Examples of research in this area:
- Discrimination of consonant-vowel syllables can use neural activity at a variety of time scales. - information about the differences between similar speech sounds is contained in a variety of aspects of the spike trains. Here a measure of information sensitive to the differences between stimuli is used to show that stop consonants differ at the formant frequencies, as expected, but also at high frequencies, where the acoustics of the burst at the release of the stop are important.
- Receptive fields of auditory neurons can be linear or nonlinear. - Auditory spectral receptive fields become nonlinear in some neurons in the cochlear nucleus. A method of constructing receptive fields for spectral shape (i.e. the frequency content of sounds) gives first and second-order receptive fields. These are used to show that neurons in the ventral cochlear nucleus are reasonably linear, i.e. well-represented by first plus second order models, whereas neurons in dorsal cochlear nucleus are frequently nonlinear. This is the first systematic description of the effects of second-order components of receptive fields.
- Information about sound localization is distributed across neuron types in the inferior colliculus. - Three neuron type can be recognized in the inferior colliculus, based on response maps. These seem to be connected differently to brainstem auditory neurons, suggesting a difference in the representation of different sound localization cues.

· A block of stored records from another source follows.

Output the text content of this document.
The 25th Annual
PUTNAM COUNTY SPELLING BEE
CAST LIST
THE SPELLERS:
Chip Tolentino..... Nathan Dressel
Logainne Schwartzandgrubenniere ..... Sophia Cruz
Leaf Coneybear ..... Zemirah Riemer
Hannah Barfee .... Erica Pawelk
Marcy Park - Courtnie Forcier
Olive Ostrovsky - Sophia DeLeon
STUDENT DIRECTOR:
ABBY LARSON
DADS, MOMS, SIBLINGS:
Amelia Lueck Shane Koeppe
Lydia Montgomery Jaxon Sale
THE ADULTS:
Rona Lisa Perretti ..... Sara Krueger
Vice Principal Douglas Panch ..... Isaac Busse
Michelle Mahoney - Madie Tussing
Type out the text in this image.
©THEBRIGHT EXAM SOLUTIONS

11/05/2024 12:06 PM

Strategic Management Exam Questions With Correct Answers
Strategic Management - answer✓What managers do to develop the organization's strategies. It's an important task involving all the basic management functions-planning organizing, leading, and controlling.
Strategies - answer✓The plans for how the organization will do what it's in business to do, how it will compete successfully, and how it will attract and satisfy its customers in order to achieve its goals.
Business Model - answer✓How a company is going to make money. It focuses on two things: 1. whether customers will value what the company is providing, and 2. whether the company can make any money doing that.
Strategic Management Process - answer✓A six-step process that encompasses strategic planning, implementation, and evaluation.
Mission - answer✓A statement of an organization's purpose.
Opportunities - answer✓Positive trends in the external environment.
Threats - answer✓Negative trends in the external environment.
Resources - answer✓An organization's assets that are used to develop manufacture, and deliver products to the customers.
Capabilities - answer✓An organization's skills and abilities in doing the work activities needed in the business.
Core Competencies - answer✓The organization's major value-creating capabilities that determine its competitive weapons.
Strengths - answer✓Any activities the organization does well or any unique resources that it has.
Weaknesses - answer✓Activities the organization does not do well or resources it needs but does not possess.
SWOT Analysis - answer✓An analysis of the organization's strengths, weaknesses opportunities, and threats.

Analysis of the representations using mutual information shows that some segregation exists, but generally auditory information is distributed broadly across the response types.
- Studies of stimulus representation in animals with hearing impairment. Acoustic trauma is used to produce a hearing loss resembling a sloping high-frequency hearing loss, typical of older listeners and hearing-aid users.
Examples of research in this area:
- Auditory nerve fibers in impaired ears and recruitment - in impaired ears, sounds become louder more rapidly with intensity than in normal ears. This recruitment phenomenon is a problem for hearing aid design and often limits what can be done. Here, we show that auditory nerve fibers do not behave as expected by the standard model of recruitment. This work suggests that theories of recruitment may have to be revised.
- A model of auditory-nerve responses in ears with hearing impairment - this computational model is intended to be useful in testing hearing-aid signal processing strategies.i
- Discriminability of vowels is enhanced in impaired ears by a conditional amplification strategy - Discrimination of speech sounds based on auditory nerve responses is impaired in ears following acoustic trauma. Here a hearing-aid amplification strategy is suggested which partially restores the normal representation.